In this study, we leveraged aspect of each approach to disentangle the evolutionary history of the N. ingens complex. First, we used the clustering algorithm sNMF to identify population structure, though we found that the log likelihood increased with an increasing number of clusters. A large shift in K occurred as different morphotypes were distinguished genetically (K=3), but models K=4 to K=6 had improved log likelihood scores and revealed further population subdivision reflecting major drainage systems in the Sierra Nevada. More subtle patterns of admixture among drainages continued to emerge as the number of clusters increases (Figure S3 ), but this appears to be the product of gene flow and uneven sampling (continuous population structure). Indeed, by explicitly comparing spatial and non-spatial cluster models using conStruct, we found that the spatial models are generally more accurate than the non-spatial models (Figure 5 ), indicating the presence of isolation by distance among sample sites. Analysis of pairwiseF ST values among populations also strongly supports gradual genetic divergence with geographical distances (R2 = 0.35; Figure 7 ).

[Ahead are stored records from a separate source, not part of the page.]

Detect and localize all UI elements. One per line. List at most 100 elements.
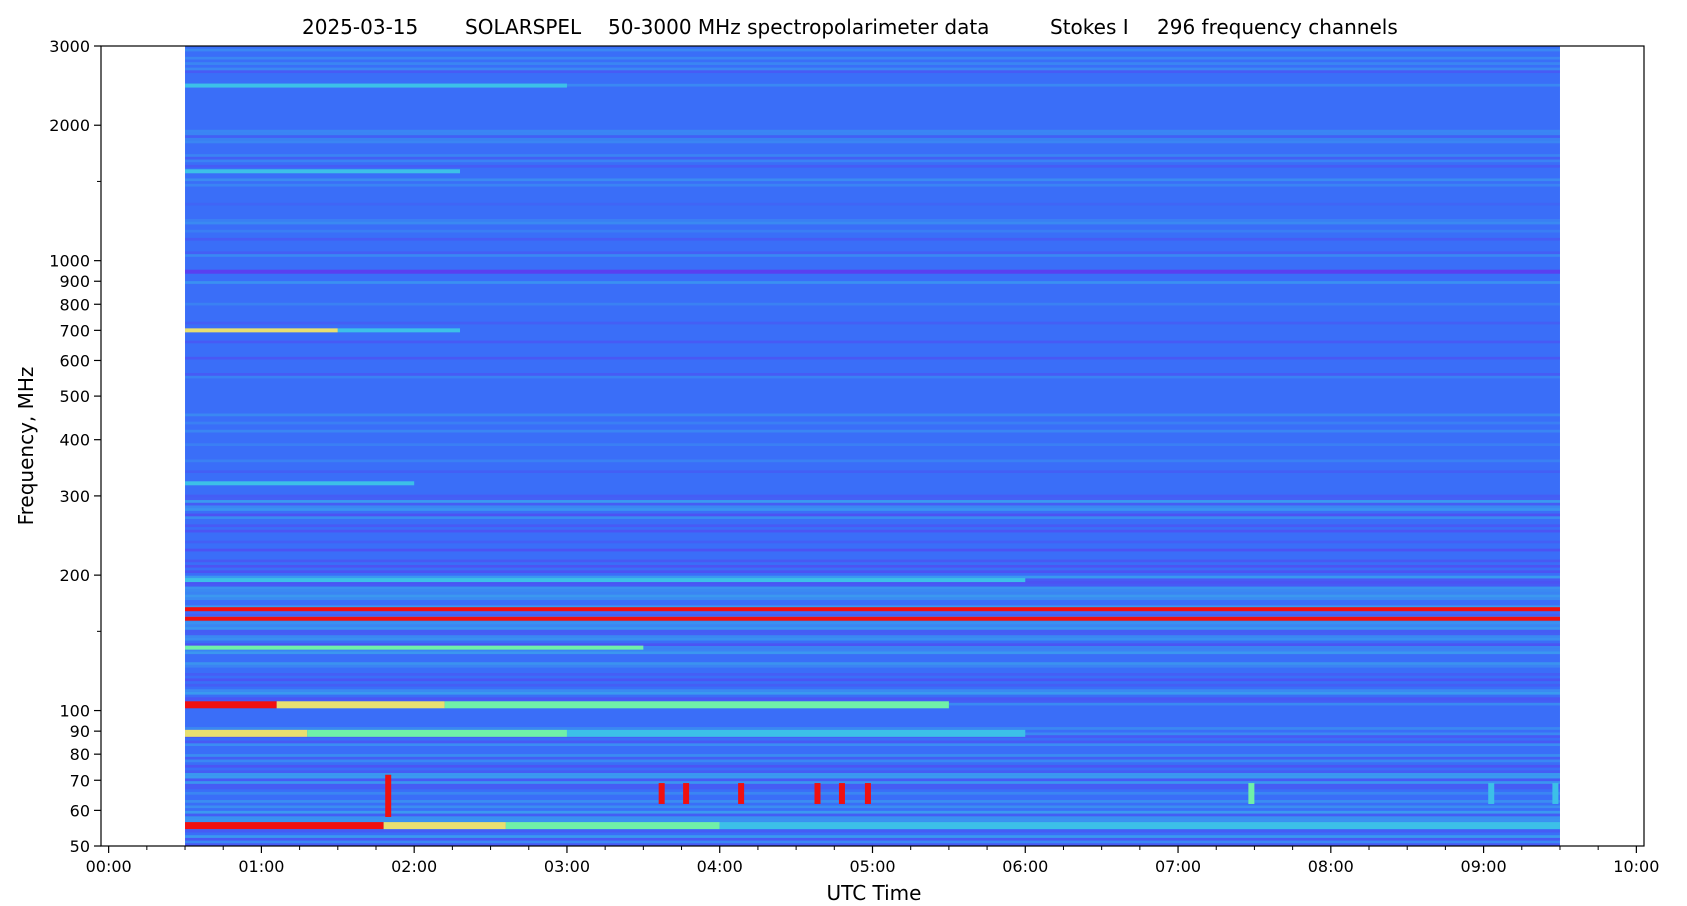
y-tick-label: 80 xyxy=(70,745,90,764)
heatmap-row xyxy=(185,835,1560,838)
heatmap-row xyxy=(185,340,1560,344)
heatmap-row xyxy=(185,786,1560,790)
y-tick-label: 400 xyxy=(59,431,90,450)
y-tick-label: 900 xyxy=(59,272,90,291)
heatmap-row xyxy=(185,321,1560,325)
heatmap-row xyxy=(185,470,1560,474)
heatmap-row xyxy=(185,137,1560,141)
heatmap-row xyxy=(185,164,1560,168)
y-tick-label: 200 xyxy=(59,566,90,585)
heatmap-row xyxy=(185,783,1560,787)
x-tick-label: 03:00 xyxy=(544,857,590,876)
heatmap-row xyxy=(185,629,1560,633)
radio-burst xyxy=(1552,783,1559,804)
radio-burst xyxy=(814,783,821,804)
heatmap-row xyxy=(185,662,1560,665)
emission-band xyxy=(185,645,644,650)
heatmap-row xyxy=(185,778,1560,782)
heatmap-row xyxy=(185,178,1560,182)
y-tick-label: 3000 xyxy=(49,37,90,56)
heatmap-row xyxy=(185,524,1560,528)
heatmap-row xyxy=(185,570,1560,574)
heatmap-row xyxy=(185,673,1560,676)
heatmap-row xyxy=(185,356,1560,360)
heatmap-row xyxy=(185,829,1560,833)
x-tick-label: 06:00 xyxy=(1002,857,1048,876)
heatmap-row xyxy=(185,129,1560,133)
heatmap-row xyxy=(185,678,1560,682)
heatmap-row xyxy=(185,529,1560,533)
heatmap-row xyxy=(185,254,1560,257)
emission-band xyxy=(185,169,461,174)
heatmap-row xyxy=(185,581,1560,584)
heatmap-row xyxy=(185,159,1560,163)
heatmap-row xyxy=(185,591,1560,595)
heatmap-row xyxy=(185,813,1560,817)
emission-band xyxy=(307,729,567,737)
heatmap-row xyxy=(185,818,1560,822)
y-tick-label: 600 xyxy=(59,351,90,370)
y-tick-label: 2000 xyxy=(49,116,90,135)
heatmap-row xyxy=(185,373,1560,376)
y-tick-label: 60 xyxy=(70,801,90,820)
emission-band xyxy=(185,616,1560,621)
heatmap-row xyxy=(185,840,1560,844)
x-tick-label: 10:00 xyxy=(1613,857,1659,876)
y-tick-label: 90 xyxy=(70,722,90,741)
emission-band xyxy=(337,328,461,333)
heatmap-row xyxy=(185,559,1560,563)
heatmap-row xyxy=(185,497,1560,501)
heatmap-row xyxy=(185,810,1560,814)
emission-band xyxy=(185,269,1560,274)
radio-burst xyxy=(683,783,690,804)
heatmap-row xyxy=(185,583,1560,587)
heatmap-row xyxy=(185,597,1560,601)
heatmap-row xyxy=(185,643,1560,646)
heatmap-row xyxy=(185,429,1560,433)
heatmap-row xyxy=(185,140,1560,144)
heatmap-row xyxy=(185,183,1560,187)
y-tick-label: 100 xyxy=(59,702,90,721)
heatmap-row xyxy=(185,775,1560,779)
heatmap-row xyxy=(185,613,1560,617)
heatmap-row xyxy=(185,218,1560,222)
title-channels: 296 frequency channels xyxy=(1157,15,1398,39)
heatmap-row xyxy=(185,627,1560,630)
heatmap-row xyxy=(185,624,1560,628)
heatmap-row xyxy=(185,67,1560,71)
heatmap-row xyxy=(185,302,1560,306)
heatmap-row xyxy=(185,237,1560,241)
radio-bursts xyxy=(385,774,1559,817)
heatmap-row xyxy=(185,635,1560,638)
heatmap-row xyxy=(185,605,1560,609)
heatmap-row xyxy=(185,648,1560,652)
x-tick-label: 04:00 xyxy=(697,857,743,876)
heatmap-row xyxy=(185,154,1560,157)
heatmap-row xyxy=(185,459,1560,463)
x-axis-title: UTC Time xyxy=(827,881,922,905)
radio-burst xyxy=(658,783,665,804)
heatmap-row xyxy=(185,443,1560,446)
x-tick-label: 01:00 xyxy=(238,857,284,876)
radio-burst xyxy=(385,774,392,817)
emission-band xyxy=(185,729,308,737)
heatmap-row xyxy=(185,756,1560,760)
emission-band xyxy=(185,607,1560,612)
heatmap-row xyxy=(185,805,1560,809)
emission-bands xyxy=(185,83,1560,830)
y-axis-title: Frequency, MHz xyxy=(14,367,38,526)
heatmap-row xyxy=(185,781,1560,784)
x-tick-label: 00:00 xyxy=(86,857,132,876)
y-tick-label: 1000 xyxy=(49,252,90,271)
heatmap-row xyxy=(185,651,1560,655)
emission-band xyxy=(185,83,567,88)
title-stokes: Stokes I xyxy=(1050,15,1129,39)
heatmap-row xyxy=(185,754,1560,757)
emission-band xyxy=(185,701,277,709)
heatmap-row xyxy=(185,251,1560,255)
heatmap-row xyxy=(185,56,1560,60)
heatmap-row xyxy=(185,548,1560,552)
heatmap-row xyxy=(185,764,1560,768)
radio-burst xyxy=(838,783,845,804)
heatmap-row xyxy=(185,502,1560,506)
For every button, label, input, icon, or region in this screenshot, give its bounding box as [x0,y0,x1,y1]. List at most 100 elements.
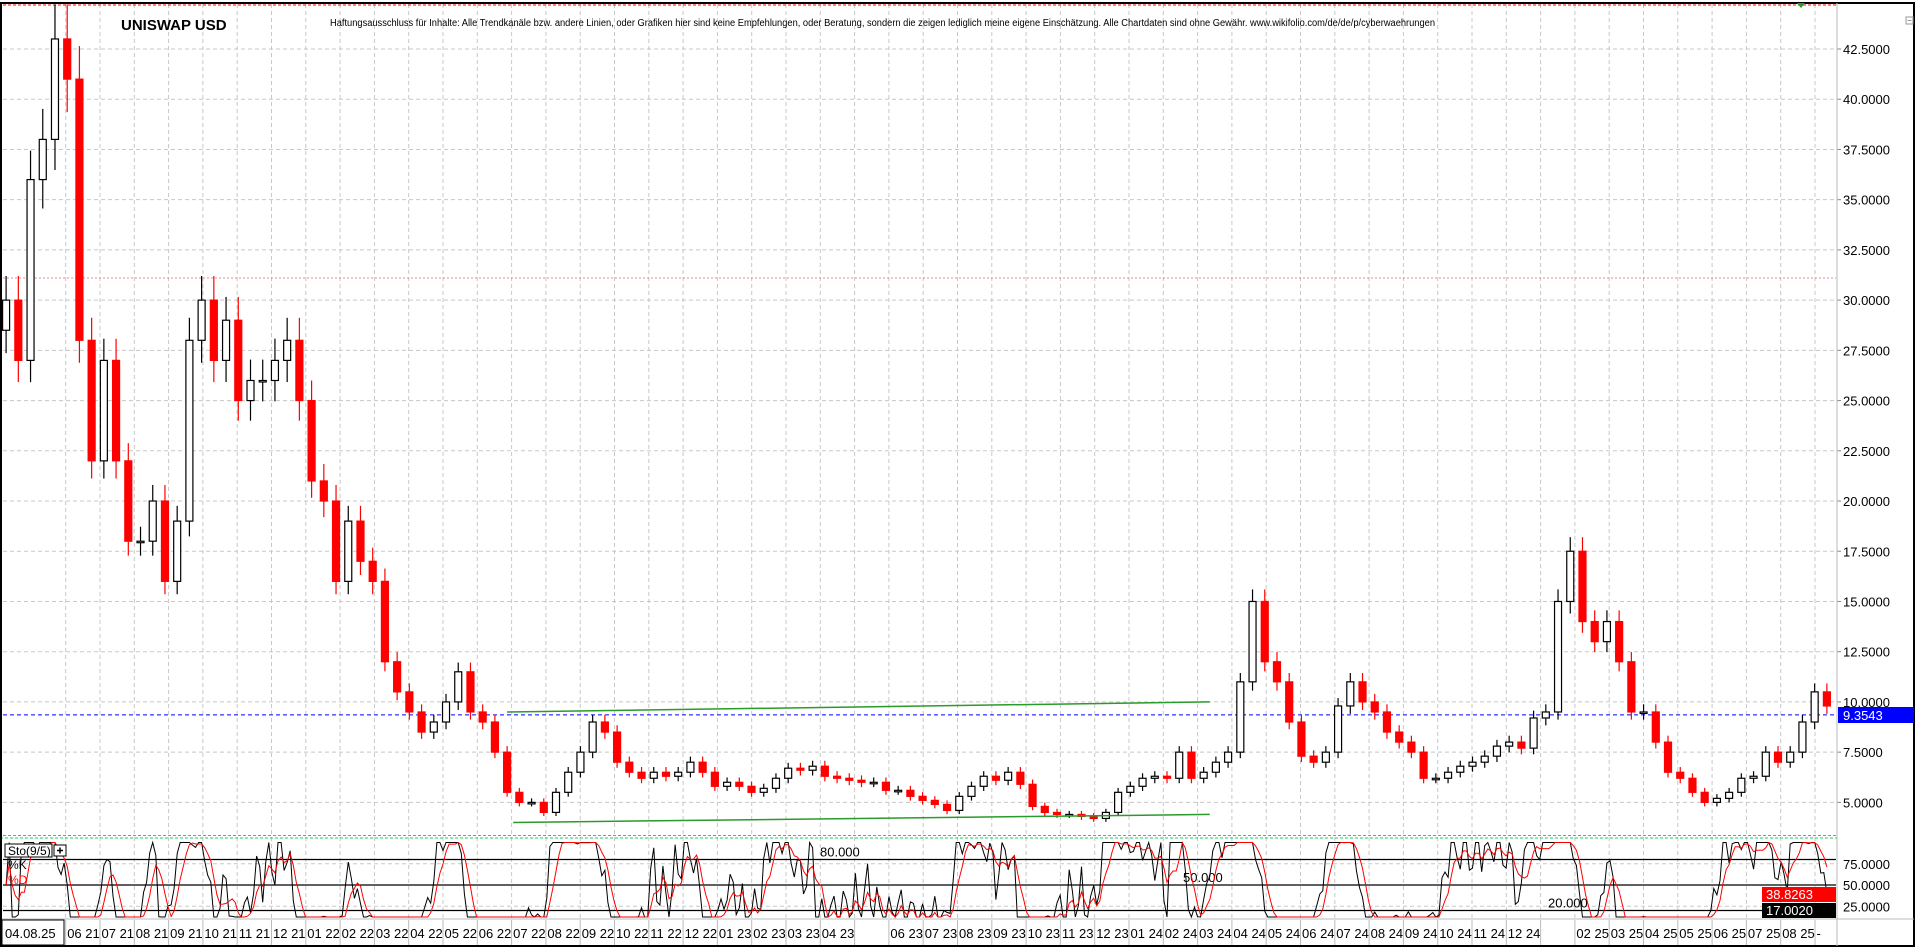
price-label: 40.0000 [1843,92,1890,107]
candle-down [1627,661,1636,713]
candle-up [1468,761,1477,767]
candle-up [1553,600,1563,713]
date-label: 12 22 [685,926,718,941]
date-label: 07 21 [102,926,135,941]
candle-down [625,761,634,773]
candle-down [295,339,304,402]
current-date-label: 04.08.25 [5,926,56,941]
price-label: 17.5000 [1843,544,1890,559]
candle-up [1798,721,1807,753]
candle-up [1346,681,1355,707]
date-label: 04 23 [822,926,855,941]
candle-up [1529,717,1538,749]
candle-up [99,359,108,462]
date-label: 11 21 [239,926,271,941]
date-label: 12 23 [1096,926,1129,941]
candle-down [942,803,952,812]
date-label: 08 22 [547,926,580,941]
candle-down [14,299,23,361]
candle-up [1541,711,1550,719]
candle-down [600,721,609,733]
candle-down [1700,791,1709,803]
candle-up [1138,777,1147,787]
candle-up [1725,791,1734,799]
candle-down [991,775,1001,781]
add-indicator-button[interactable] [53,844,67,857]
candle-up [869,781,878,785]
candle-up [588,721,597,753]
candle-up [1150,775,1159,779]
candle-down [1297,721,1306,757]
candle-up [1223,751,1233,763]
price-label: 25.0000 [1843,394,1890,409]
candle-down [698,761,707,773]
candle-up [1712,797,1722,803]
plus-icon [57,847,63,854]
candle-up [894,789,903,793]
date-label: 02 25 [1576,926,1609,941]
stoch-level-label: 20.000 [1548,896,1588,911]
candle-down [503,751,512,793]
candle-down [906,789,915,797]
candle-down [234,319,243,402]
candle-up [1737,777,1746,793]
candle-down [1651,711,1660,743]
date-label: 05 22 [445,926,478,941]
candle-down [307,399,316,482]
candle-down [1309,755,1318,763]
candle-down [1395,731,1404,743]
collapse-button[interactable] [1905,16,1914,25]
candle-down [490,721,499,753]
candle-up [967,785,976,797]
date-label: 02 22 [342,926,375,941]
price-label: 22.5000 [1843,444,1890,459]
candle-up [50,38,60,141]
date-label: 12 24 [1508,926,1541,941]
candle-down [1052,811,1062,816]
candle-up [197,299,206,341]
date-label: 03 22 [376,926,409,941]
candle-up [1456,765,1465,773]
date-label: 11 23 [1062,926,1094,941]
d-value-badge [1762,887,1836,902]
candle-down [637,771,646,779]
candle-down [124,460,133,542]
candle-up [771,777,781,789]
candle-up [270,359,280,382]
date-label: 11 24 [1474,926,1506,941]
candle-down [1590,620,1599,643]
candle-down [1822,691,1831,707]
price-label: 35.0000 [1843,193,1890,208]
candle-up [955,795,964,812]
candle-up [1810,691,1819,723]
candle-up [1248,600,1257,683]
candle-down [1028,783,1037,807]
date-label: 06 22 [479,926,512,941]
price-label: 30.0000 [1843,293,1890,308]
candle-down [466,671,475,713]
indicator-name: Sto(9/5) [8,844,51,858]
candle-up [1492,745,1502,757]
stochastic-panel: 75.0000 50.0000 25.0000 80.000 50.000 20.000 [0,837,1890,919]
marker-triangle-icon [1797,3,1805,8]
candle-up [1443,771,1453,779]
candle-up [759,787,768,793]
candle-down [368,560,377,582]
date-label: 01 24 [1131,926,1164,941]
candle-down [417,711,426,733]
candle-down [612,731,622,763]
candle-up [686,761,695,773]
disclaimer-text: Haftungsausschluss für Inhalte: Alle Tre… [330,18,1435,29]
date-label: 03 24 [1199,926,1232,941]
date-label: 11 22 [650,926,682,941]
date-label: 12 21 [273,926,306,941]
candle-down [515,791,524,803]
indicator-name-box[interactable] [4,843,53,858]
candle-down [820,765,829,777]
candle-up [649,771,658,779]
date-label: 09 22 [582,926,615,941]
candle-up [173,520,182,582]
candle-down [63,38,72,80]
candle-up [136,540,145,544]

We further assessed patterns of population divergence using a model fitting framework based on coalescence theory (Rougemont & Bernatchez, 2018). We compared ANCOVA regressions on the paired populations’ TMRCA for different levels of population structure. For TMRCA, K=6 and K=5 show the best AIC, BIC, and results from the Vuong’s test. Although K=6 and K=5 are indistinguishable owing to the lack of multiple population samples from the Merced drainage, both support the model of drainage associated glacial refugia (Table 1 ).